THE SMA HANDBOOK ARCHIVE
Claymation or Stop-Motion: What's the Difference?
The purpose of this entry is to help clear up a common misconception. We frequently hear people glibly referring to all stopmotion as CLAYMATION. Claymation(TM) is actually a term coined by Will Vinton to describe the process of using modeling clay (plasticene) for stop motion, allowing the animators great freedom in squash and stretch techniques, and in changing facial expressions etc. It is a specialzed subset of stopmotion, and used mostly for simple children’s type shows because any texture or detail will be mashed when you grab the puppet to move it.
The puppets, being made of soft pliable clay, must be handled very carefully to avoid distorting them. In fact, to achieve good results, clay animators will usually wear clean gloves (to avoid transferring dirt from their hands onto the clay) and frequently have to remove fingerprints and tool marks from handling before shooting a frame. In fact, we often caution beginners (who think claymation is going to be EASY) that it involves some degree of re-sculpting between frames! But of course, it’s not hard to do simple claymation if you don’t care about these niceties - just don’t expect California Raisin results with nothing but a lump of clay!
I'm not sure how the term claymation became so prevalent, possibly because it just rolls off the tongue a lot easier than stop motion , and stop motion itself has never had very good PR. And I won’t even begin to address the equally prevalent misunderstanding that it’s all CGI! I’m assuming if you’ve found this site, you know better.
Now, to make this even more complicated.... Even what’s generally referred to as claymation usually isn’t done entirely in clay. There’s usually at the very least a wire armature inside the puppets, unless they’re extremely simple and squat, with no arms or very short thick ones. And often parts that don’t need to be pliable, like the chest or maybe the shoes, will be made of solid materials, giving the animator something he can grab without smashing everything flat. Examples of these hybrid type puppets would be Wallace (vest isn’t clay) the aforementioned Raisins with arms and legs made of wire and some ornamental details made from hard plastics and inserted into the clay.
Some shows began in clay and later switched to the more forgiving foam latex, like Celebrity Deathmatch. By making the switch to foam latex, you make the puppets easier to handle but you lose the ability to freely squash and stretch the clay (however you can resort to trick film effects, like replacing parts in between frames). You can tell which is which by the way foam latex wrinkles when it bends (unless it’s skillfully sculpted to avoid it).

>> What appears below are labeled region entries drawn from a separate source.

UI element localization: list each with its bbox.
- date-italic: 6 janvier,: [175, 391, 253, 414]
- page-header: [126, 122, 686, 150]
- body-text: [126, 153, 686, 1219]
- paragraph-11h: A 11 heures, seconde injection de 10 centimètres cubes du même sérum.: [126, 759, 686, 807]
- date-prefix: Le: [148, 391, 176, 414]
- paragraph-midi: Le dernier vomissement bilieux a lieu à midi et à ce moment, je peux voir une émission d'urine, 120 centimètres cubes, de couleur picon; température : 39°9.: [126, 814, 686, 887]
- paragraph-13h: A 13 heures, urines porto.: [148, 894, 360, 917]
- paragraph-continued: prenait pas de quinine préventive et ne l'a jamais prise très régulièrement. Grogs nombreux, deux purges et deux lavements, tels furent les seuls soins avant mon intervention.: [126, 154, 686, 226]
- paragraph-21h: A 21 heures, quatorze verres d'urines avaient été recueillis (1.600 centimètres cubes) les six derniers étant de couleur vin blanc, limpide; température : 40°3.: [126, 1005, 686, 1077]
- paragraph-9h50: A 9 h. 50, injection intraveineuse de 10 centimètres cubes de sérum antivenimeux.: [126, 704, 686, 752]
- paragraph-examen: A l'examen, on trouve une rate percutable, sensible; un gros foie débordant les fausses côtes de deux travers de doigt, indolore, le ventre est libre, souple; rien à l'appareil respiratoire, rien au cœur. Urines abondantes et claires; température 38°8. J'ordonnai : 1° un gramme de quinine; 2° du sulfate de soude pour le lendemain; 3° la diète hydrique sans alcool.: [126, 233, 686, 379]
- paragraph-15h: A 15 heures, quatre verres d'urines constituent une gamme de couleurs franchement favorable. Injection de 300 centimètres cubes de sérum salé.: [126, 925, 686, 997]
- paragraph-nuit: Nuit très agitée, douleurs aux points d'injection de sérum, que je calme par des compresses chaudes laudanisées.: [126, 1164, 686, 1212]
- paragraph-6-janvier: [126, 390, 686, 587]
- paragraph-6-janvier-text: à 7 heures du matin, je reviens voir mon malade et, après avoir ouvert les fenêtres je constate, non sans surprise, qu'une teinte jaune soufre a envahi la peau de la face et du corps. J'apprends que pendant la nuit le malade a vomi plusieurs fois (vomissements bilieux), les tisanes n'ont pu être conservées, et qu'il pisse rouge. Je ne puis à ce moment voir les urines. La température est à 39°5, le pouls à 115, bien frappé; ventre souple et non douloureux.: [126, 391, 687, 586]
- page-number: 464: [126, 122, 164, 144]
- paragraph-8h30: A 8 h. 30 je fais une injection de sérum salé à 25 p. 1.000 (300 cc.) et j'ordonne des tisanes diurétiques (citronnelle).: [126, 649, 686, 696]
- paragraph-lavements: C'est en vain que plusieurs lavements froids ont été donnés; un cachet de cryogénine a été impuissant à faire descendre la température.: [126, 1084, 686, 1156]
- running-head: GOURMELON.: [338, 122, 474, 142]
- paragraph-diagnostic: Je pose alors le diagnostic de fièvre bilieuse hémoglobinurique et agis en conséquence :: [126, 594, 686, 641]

The other 2 common ways to make puppets that I’m aware of are foam latex and cushion foam. The foam latex method is very involved and takes a good deal of skill and practice to master, as well as some pretty expensive equipment. You need a good scale, a mixer and an oven, plus the multi-component foam itself is fairly expensive. You also need to buy a moldmaking material like Ultracal 30 plus some kind of waterbased clay for use in moldmaking. The cushion foam method involves cutting foam from something like a sofa cushion and gluing it onto an armature, then covering with clothing sewn from fabric.
Of course, these methods can be mixed up in various ways, and you can make heads from a hard material like Sculpey or wood and hands can be wire dipped in regular liquid latex (not the same as the more complicated foam latex).
Here are a few sites where you can get an overview of the different methods involved :
Marc Spess’ excellent site focusing on clay puppets:
Nick Hilligoss’ demos and tutorials on foam latex and simpler cushion foam techniques:
And my own super-simple puppetmaking tutorial using the cushion foam technique for absolute beginners:
Ok, quick summary...
Nightmare Before Chistmas, the PJ’s, Bob the Builder - NOT clay! King Kong, the films of Ray Harryhausen and Jim Danforth - NOT clay! Celebrity Deathmatch... clay in the early seasons, but later switched to foam latex. Rudolph the Red-Nosed Reindeer and the rest of the Rankin-Bass christmas specials - NOT clay! Mark Twain, the California Raisins and the rest of the Will Vinton specials... clay but usually with additional hard plastics and wire and sometimes cloth and other materials added into the mix. Gumby is clay with a wire armature. Wallace and Gromit - clay, again with additions and with armatures inside. Some of the other Aardman films are more purist claymation... for instance Creature Comforts is largely if not entirely clay, with sets and props made from other materials. Chicken Run... was a hybrid puppet with a clay head and arms while the body was made of silicone.
So let’s try to stamp out or at least severely limit the overuse of this misleading term, shall we?